Post Provincial Budget Day Reflections
Provincial Budget 2018 announced the following initiatives for early learning and child care including:
- $3.3 million to increase the number of new and newly funded child care spaces, including support for 700 new and newly funded preschool spaces and funding for new construction in schools and communities. As of August 2016, there were 16,702 children on the Online Registry waiting for a licensed child care space. At a rate of 700 new spaces per year, it will take 22 years to eliminate the wait list.
- An additional $4.8 million for the Inclusion Support Program (ISP)
(Funding for the new spaces and the ISP) closely mirror the announcement made several weeks ago when Manitoba announced how it will invest the funds it will get from the federal government under the Canada-Manitoba Early Learning and Child Care Agreement.)
- $700,000 in new funding toward children’s therapy services delivered through the Children’s Therapy Initiative (CTI) to reduce wait times for preschool children referred for speech language therapy and occupational therapy services
- A new, refundable corporation income tax credit, called the Child Care Centre Development Tax Credit to stimulate the creation of licensed child care spaces in private workplaces. Employers are eligible for up to $10,000.00 per space tax credit over 5 years, however a tax credit is not cash so it will be interesting to see how many employers step up to fund the start up costs to build/renovate/equip a new child care centre, which can easily surpass $1M for a small 40 space centre.
The total Early Learning and Child Care Budget will increase from $175.7M 2017-2018 to $185.0M in 2018/2019, likely all of it coming from the federal child care agreement.
Here is what is not in the budget:
- a desperately needed funding increase to child care centres. The last operating grant increase was January 2016 and the last parent fee increase was July 2013. Fixed operating costs continue to increase, especially for occupancy such as rent and utilities, employer portion of EI and CPP, children’s program etc. Child care centres must be staffed primarily by Early Childhood Educators with a degree/diploma who are underpaid relative to training and experience. There is no new funding in Provincial Budget 2018 to help address the wage gap.

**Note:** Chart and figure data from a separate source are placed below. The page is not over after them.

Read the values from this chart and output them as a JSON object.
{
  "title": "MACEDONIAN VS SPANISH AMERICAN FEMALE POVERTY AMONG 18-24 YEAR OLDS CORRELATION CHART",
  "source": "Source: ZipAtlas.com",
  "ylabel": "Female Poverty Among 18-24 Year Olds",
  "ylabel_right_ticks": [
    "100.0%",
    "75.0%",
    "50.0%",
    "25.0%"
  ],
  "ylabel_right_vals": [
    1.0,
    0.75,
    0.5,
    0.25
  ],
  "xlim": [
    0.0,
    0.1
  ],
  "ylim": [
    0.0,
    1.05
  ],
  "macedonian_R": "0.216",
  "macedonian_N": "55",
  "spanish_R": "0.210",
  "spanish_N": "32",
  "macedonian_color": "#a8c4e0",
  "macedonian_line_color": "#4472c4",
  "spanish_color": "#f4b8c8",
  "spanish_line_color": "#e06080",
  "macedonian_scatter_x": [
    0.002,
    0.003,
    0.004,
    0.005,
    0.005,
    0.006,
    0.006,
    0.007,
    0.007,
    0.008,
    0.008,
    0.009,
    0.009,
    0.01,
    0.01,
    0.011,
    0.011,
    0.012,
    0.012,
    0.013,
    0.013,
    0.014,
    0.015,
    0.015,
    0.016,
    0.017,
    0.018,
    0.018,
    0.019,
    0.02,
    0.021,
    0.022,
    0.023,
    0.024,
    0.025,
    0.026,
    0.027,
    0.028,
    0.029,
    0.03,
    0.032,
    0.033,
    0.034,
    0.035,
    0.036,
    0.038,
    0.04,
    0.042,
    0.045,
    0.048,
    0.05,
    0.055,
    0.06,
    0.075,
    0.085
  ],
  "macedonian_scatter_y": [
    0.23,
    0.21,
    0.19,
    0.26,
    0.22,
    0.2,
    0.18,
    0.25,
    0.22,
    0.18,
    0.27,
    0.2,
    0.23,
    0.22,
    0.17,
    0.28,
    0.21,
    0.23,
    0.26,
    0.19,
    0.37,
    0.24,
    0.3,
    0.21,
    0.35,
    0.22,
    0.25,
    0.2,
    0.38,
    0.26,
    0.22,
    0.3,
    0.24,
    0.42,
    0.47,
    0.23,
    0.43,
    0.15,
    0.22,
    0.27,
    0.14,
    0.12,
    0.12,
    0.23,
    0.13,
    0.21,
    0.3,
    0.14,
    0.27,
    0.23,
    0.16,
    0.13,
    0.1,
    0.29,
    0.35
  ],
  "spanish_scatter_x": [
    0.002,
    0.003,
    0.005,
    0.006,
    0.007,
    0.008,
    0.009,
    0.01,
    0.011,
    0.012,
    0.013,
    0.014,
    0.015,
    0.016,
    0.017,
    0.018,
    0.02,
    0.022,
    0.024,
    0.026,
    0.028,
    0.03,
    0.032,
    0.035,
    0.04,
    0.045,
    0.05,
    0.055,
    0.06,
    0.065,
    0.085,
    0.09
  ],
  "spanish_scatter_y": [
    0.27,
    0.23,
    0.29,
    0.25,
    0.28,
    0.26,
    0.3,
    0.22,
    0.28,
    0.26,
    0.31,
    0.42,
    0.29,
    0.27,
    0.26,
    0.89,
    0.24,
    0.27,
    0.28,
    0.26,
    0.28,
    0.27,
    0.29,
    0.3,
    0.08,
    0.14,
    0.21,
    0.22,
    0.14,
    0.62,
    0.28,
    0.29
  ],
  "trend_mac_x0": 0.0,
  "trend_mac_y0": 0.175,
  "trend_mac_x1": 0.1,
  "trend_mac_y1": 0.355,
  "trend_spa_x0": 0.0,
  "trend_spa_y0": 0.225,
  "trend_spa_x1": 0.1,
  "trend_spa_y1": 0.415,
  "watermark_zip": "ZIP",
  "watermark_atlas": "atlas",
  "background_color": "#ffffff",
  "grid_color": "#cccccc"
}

- a comprehensive, multi-year child care plan that is bold, robust, and visionary. There are more than 16,000 children waiting for a child care space on the Online Child Care Registry and no plan that comes even remotely close to fixing the gap between supply and demand. Compare the Manitoba announcement to British Columbia – who has announced $1B downpayment on a universal child care plan and with Ontario that has a plan to add 100,000 new child care spaces over 5 years.
- any mention of child care for school age children. The federal funds are specifically for preschool children, which means currently unfunded school age spaces will remain unfunded and there is no chance of new school age spaces acquiring provincial funding in this fiscal year.
In summary, the signing of the Canada-Manitoba Early Learning and Child Care Agreement brought the funds the province needed to include some new initiatives in Budget 2018, including the much needed boost to inclusion support funding. The highlight is the 392 new child care spaces to be co-located in the 5 new schools but it will be several years before those are built.